There is nothing “junior” about Junior Ransomware. It is a fully-functioning ransomware infection that can leave your machine full of encrypted files. Just like all the other ransomware programs out there, this one has arrived to rip you off, expecting you to pay the ransom fee for a decryption key that it might not even deliver. You should not wait any longer: remove Junior Ransomware from your computer today, and then make sure that you do not get infected with similar threats in the future. Dealing with ransomware might be challenging, but it is not hopeless.
Our research team says that this program is another version of Paradise Ransomware. It means that both programs probably use the same code, and they also share similar behavior patterns. Nevertheless, it is unfortunate that we cannot use the same decryption key across similar programs from the same family. Usually, each program (and sometimes each infection) requires a unique decryption key that cannot be shared. However, just because we cannot use the previous keys to unlock your files, it doesn’t mean that this piece of information is useless. It can help us know this program spreads and how it behaves.
As for the ransomware distribution, the truth is that it wouldn’t be that hard to avoid Junior Ransomware and other similar infections if users were more attentive. Normally, ransomware spreads through spam email messages, and you should be able to delete these messages without opening them. Phishing emails that are part of the ransomware distribution network often have an urgent tone. They might come with files that look like regular MS Office documents, but they will usually ask you to enable Macros to view those documents.

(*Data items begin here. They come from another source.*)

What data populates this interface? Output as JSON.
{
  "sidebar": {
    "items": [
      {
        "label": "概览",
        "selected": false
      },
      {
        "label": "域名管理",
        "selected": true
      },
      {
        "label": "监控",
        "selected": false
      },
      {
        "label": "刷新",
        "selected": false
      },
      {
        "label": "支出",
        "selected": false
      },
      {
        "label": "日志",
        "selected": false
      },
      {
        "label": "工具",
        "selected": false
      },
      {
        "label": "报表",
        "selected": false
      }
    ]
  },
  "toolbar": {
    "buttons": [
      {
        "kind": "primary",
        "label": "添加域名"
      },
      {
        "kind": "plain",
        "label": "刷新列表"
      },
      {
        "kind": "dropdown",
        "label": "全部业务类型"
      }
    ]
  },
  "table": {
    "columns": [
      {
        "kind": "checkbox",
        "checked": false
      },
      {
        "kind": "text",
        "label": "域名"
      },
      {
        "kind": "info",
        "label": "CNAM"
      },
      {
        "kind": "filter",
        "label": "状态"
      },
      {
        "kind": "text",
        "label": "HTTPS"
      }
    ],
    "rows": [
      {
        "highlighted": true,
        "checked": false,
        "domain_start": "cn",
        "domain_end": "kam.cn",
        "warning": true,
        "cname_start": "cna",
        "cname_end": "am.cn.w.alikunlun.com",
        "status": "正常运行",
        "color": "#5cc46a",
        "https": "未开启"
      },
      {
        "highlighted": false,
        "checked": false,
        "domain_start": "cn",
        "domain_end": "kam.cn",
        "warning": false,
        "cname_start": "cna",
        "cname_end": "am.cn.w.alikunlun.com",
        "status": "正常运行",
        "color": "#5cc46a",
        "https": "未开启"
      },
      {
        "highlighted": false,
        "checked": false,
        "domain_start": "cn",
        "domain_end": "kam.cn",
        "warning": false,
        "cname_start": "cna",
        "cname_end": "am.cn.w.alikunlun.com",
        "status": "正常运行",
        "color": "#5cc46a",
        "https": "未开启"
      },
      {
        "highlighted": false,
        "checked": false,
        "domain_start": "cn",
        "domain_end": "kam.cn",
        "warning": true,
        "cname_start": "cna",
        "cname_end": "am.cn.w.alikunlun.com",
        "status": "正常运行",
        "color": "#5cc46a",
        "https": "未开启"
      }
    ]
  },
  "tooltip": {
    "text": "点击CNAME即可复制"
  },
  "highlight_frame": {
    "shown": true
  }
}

The problem is that the moment you enable those macros, you allow the malware do slither into your PC.
Once Junior Ransomware is there, the program will encrypt your files. You can easily see which files were affected by the infection because their icon changes, but the program will also add an appendix to every single encrypted file. This appendix contains the email address that you are supposed to use in order to contact these criminals. It also comes with a user ID that is unique across infected systems. Aside from encrypting your files, Junior Ransomware also drops a ransom note in every single folder that has affected files. The ransom note is pretty generic and comes with very poor English:
All your files was encrypted!
YOUR FILES HAS BEEN LOCKED!
All important data that was stored on this computer have been stolen due a security problem.
If you want to back them, you just write to us by email.
The ransom note goes on to say several other things, but it doesn’t say anything about the amount you have to pay for the decryption key or anything like that. Here, computer security experts would say that paying the ransom is never an option, and we totally agree. Not only there is no guarantee that Junior Ransomware would issue the decryption key. You shouldn’t encourage cybercriminals.
Please remove Junior Ransomware right now with an automated antispyware tool. You can also delete this infection manually, but it would be too bothersome.
If you have an external hard drive where you keep copies of your files, simply delete the encrypted data and transfer healthy files back into your computer. If not, you should be ready to explore multiple file recovery options. A public decryption tool might also be available in the future. If you cannot be bothered and you can afford to wipe your system clean, you can also start anew.